Run multi-trial stability evaluation
Stub
This How-to is a stub. The JARVIS stack does not yet ship a standard multi-trial harness or a scorecard persistence model.
Goal
You will run an evaluator multiple times (pass^k-style) to measure stability and reduce flakiness before promotion.
When to use this
- The system includes LLM steps (planner, selection ranking, arg-gen, rubric eval).
- You need “evidence” before promoting a capability to a more trusted channel.
Prerequisites
- A deterministic test case or dataset (inputs are fixed)
- An evaluator (deterministic or rubric-based)
- A way to record results across trials (artifact store + run metadata)
Steps
- Define the test case(s) (input + expected outcome).
- Run
kindependent trials (fresh runs, controlled inputs). - Record:
- pass rate,
- failure modes,
- representative artifacts for debug.
- Decide promotion thresholds based on stability (see next How-to).
Verify
- Results are reproducible given the same stack version + model profile.

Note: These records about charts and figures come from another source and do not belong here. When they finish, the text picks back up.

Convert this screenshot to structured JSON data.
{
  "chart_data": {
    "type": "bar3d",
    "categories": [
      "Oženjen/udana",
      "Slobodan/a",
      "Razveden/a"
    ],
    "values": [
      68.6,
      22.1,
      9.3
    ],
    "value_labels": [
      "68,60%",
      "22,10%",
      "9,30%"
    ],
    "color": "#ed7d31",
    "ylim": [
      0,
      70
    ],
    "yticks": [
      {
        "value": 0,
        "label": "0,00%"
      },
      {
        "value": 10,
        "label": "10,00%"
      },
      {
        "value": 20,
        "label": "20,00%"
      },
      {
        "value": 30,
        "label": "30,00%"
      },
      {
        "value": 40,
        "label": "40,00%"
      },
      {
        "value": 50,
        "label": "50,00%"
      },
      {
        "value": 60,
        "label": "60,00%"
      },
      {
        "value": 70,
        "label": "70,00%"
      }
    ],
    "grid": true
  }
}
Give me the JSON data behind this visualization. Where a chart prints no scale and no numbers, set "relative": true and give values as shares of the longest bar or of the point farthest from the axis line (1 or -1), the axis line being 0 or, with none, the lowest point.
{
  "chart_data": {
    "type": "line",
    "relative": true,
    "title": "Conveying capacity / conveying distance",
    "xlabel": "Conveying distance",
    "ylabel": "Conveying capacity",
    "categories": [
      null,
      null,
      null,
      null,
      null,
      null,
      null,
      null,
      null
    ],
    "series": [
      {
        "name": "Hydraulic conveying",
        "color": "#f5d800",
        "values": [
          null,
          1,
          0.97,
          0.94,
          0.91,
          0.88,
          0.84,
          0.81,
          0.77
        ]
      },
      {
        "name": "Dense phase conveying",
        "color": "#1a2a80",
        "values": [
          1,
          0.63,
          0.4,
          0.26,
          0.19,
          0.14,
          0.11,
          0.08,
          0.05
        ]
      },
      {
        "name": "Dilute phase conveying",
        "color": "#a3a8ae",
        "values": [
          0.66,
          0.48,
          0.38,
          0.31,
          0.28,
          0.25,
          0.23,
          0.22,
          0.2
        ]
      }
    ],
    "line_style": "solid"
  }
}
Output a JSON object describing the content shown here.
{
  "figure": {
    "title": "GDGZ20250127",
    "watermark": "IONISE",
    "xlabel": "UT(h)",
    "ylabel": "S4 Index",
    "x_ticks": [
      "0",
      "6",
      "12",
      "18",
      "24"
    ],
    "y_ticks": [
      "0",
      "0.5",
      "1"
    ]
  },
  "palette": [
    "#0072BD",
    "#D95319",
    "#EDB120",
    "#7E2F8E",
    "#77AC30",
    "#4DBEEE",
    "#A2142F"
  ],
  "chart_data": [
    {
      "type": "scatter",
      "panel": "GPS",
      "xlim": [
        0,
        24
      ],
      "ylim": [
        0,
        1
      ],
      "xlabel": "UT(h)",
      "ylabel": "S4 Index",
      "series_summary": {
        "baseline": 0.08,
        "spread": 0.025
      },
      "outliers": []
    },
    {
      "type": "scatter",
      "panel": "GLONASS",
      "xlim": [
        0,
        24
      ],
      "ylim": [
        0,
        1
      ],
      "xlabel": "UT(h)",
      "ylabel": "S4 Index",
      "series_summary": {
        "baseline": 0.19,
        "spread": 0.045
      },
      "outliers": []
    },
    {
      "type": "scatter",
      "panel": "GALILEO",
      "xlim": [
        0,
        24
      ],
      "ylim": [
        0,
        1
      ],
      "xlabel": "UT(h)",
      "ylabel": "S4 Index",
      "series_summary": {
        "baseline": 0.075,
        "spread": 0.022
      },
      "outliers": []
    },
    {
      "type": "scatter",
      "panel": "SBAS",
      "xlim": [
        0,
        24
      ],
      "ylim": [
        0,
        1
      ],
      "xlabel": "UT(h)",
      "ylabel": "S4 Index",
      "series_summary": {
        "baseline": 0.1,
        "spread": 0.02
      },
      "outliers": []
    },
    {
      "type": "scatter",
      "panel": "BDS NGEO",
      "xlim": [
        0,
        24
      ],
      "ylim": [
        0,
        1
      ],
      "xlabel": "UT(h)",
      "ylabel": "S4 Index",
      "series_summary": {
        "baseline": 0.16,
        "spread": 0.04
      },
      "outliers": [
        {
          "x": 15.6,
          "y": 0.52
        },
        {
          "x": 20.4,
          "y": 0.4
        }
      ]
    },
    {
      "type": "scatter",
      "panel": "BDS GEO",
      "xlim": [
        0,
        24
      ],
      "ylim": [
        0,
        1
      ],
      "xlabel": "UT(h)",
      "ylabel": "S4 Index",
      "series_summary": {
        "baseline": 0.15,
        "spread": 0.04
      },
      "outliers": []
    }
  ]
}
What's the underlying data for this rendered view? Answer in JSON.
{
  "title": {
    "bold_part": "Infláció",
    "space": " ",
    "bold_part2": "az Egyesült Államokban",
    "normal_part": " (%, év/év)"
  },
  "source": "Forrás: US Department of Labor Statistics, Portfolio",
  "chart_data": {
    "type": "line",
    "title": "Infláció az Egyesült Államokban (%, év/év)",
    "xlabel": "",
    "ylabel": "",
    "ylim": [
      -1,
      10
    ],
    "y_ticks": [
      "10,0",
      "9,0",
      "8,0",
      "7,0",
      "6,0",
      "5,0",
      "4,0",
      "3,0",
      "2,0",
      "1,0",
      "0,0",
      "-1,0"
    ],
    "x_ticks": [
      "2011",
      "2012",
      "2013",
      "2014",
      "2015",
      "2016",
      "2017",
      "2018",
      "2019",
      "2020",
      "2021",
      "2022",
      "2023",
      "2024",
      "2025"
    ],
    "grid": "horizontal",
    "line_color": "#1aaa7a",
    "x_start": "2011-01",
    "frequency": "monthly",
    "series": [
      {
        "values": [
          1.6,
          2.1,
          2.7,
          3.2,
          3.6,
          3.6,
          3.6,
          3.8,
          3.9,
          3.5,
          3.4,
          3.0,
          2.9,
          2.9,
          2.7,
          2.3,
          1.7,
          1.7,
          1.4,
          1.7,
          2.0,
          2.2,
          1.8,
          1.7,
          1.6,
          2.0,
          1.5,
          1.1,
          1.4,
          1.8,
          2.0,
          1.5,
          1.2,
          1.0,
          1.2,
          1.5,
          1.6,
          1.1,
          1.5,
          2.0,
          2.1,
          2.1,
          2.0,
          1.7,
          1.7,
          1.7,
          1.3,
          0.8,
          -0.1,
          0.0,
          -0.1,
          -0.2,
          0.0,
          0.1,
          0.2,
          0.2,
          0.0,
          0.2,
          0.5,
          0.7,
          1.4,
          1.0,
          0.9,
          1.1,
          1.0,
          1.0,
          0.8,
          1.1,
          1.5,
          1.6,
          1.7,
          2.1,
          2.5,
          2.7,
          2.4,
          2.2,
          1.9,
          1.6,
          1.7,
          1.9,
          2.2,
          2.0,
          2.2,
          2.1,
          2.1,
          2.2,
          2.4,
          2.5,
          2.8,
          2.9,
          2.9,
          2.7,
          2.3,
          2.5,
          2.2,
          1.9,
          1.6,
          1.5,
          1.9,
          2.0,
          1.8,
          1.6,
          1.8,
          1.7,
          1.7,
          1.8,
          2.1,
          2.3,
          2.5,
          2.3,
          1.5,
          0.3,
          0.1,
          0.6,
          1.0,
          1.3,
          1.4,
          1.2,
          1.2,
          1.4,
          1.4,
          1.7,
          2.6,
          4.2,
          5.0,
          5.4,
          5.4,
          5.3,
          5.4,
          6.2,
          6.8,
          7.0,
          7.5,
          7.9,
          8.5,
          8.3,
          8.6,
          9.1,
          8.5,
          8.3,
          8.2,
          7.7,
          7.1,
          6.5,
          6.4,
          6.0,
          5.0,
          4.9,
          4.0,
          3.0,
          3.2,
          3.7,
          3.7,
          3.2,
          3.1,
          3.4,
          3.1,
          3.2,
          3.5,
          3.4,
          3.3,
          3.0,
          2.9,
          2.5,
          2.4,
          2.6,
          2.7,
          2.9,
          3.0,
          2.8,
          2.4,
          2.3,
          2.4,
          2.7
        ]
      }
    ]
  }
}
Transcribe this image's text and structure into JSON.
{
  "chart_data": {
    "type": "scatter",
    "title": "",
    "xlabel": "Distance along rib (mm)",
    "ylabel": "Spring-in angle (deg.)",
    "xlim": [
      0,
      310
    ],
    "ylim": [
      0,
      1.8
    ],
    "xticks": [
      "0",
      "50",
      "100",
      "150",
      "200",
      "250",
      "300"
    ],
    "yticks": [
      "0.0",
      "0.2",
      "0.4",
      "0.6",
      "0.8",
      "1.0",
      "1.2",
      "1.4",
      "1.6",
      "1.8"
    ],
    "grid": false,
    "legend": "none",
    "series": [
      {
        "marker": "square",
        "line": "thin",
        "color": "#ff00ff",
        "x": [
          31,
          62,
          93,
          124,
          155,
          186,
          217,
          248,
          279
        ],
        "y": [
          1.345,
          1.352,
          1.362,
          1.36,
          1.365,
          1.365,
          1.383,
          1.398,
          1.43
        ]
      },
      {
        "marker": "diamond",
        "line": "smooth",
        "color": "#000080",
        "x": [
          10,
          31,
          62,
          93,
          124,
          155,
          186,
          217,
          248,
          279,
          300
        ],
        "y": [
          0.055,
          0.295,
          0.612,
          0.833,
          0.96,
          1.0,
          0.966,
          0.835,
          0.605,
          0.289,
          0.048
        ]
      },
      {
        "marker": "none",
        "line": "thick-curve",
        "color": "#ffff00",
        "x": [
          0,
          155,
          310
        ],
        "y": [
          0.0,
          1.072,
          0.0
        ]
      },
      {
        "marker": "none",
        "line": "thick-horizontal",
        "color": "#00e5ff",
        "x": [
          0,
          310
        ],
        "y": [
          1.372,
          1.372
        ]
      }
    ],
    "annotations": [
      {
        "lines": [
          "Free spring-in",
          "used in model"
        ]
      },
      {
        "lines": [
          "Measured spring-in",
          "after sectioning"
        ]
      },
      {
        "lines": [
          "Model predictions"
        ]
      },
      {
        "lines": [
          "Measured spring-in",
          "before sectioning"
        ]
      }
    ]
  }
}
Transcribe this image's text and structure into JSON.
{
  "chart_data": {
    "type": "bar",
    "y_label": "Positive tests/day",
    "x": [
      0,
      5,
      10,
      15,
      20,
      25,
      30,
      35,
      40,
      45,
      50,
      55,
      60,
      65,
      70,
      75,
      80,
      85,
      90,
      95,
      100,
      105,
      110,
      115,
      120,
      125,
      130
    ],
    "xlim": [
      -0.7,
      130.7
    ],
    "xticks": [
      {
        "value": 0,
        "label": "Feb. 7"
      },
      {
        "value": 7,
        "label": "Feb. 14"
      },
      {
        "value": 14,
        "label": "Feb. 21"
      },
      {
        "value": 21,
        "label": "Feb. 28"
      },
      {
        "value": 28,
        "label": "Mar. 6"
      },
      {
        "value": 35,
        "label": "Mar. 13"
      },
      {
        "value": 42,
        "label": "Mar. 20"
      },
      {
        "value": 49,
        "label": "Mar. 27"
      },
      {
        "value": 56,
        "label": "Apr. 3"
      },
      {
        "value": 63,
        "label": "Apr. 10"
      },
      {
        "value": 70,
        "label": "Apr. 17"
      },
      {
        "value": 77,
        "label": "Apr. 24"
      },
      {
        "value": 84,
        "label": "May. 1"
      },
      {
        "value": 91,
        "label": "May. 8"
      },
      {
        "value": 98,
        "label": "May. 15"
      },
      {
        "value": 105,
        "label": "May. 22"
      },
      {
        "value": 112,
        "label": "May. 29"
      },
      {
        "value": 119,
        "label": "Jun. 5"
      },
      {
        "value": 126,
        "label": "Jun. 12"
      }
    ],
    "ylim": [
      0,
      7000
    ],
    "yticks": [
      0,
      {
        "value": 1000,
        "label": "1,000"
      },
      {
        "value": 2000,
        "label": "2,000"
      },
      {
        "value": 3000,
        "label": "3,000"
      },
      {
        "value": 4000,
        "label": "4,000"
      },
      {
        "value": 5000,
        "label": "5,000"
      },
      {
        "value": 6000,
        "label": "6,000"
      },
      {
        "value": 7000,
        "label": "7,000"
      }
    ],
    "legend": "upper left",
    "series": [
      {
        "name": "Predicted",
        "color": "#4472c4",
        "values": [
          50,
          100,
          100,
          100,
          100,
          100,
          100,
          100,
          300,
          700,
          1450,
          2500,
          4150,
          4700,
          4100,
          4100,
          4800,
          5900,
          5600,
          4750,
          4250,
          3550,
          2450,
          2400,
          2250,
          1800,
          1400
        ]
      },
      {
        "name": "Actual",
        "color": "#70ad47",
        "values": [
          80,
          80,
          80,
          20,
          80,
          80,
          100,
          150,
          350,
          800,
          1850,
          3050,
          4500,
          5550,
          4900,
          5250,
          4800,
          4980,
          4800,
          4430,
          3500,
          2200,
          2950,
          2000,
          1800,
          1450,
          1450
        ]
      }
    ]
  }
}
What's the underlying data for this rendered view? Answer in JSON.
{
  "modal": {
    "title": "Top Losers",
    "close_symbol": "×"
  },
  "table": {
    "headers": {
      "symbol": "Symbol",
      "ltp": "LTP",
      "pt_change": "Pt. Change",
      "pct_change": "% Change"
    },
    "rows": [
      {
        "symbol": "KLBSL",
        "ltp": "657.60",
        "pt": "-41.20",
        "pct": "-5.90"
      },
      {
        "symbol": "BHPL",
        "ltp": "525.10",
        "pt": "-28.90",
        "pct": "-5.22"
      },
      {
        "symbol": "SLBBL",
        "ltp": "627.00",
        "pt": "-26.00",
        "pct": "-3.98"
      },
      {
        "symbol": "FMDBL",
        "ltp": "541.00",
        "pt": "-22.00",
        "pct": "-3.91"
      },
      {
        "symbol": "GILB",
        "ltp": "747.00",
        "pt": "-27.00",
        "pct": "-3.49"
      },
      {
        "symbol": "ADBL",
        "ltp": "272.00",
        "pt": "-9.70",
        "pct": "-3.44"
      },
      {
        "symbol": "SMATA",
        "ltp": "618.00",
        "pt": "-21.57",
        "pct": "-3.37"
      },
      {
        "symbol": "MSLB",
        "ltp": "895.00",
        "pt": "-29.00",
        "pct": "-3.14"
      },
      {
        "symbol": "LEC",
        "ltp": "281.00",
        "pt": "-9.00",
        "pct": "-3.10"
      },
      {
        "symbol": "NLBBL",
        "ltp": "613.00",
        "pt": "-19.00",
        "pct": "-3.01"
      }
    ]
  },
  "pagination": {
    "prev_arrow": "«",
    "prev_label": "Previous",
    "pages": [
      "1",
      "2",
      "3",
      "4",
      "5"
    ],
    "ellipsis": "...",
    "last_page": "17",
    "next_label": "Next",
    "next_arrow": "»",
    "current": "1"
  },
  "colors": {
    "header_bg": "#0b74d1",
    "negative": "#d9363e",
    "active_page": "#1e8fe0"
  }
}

- Failures cluster into actionable categories (not random noise).
Troubleshooting
- Too expensive → reduce
kand increase only for borderline cases. - Non-reproducible → pin model/profile and capture prompts + schemas as artifacts.
- Hidden state leaks → ensure services are stateless or reset state between trials.
Cleanup / Rollback
- Clean up test runs if needed (depends on retention policy).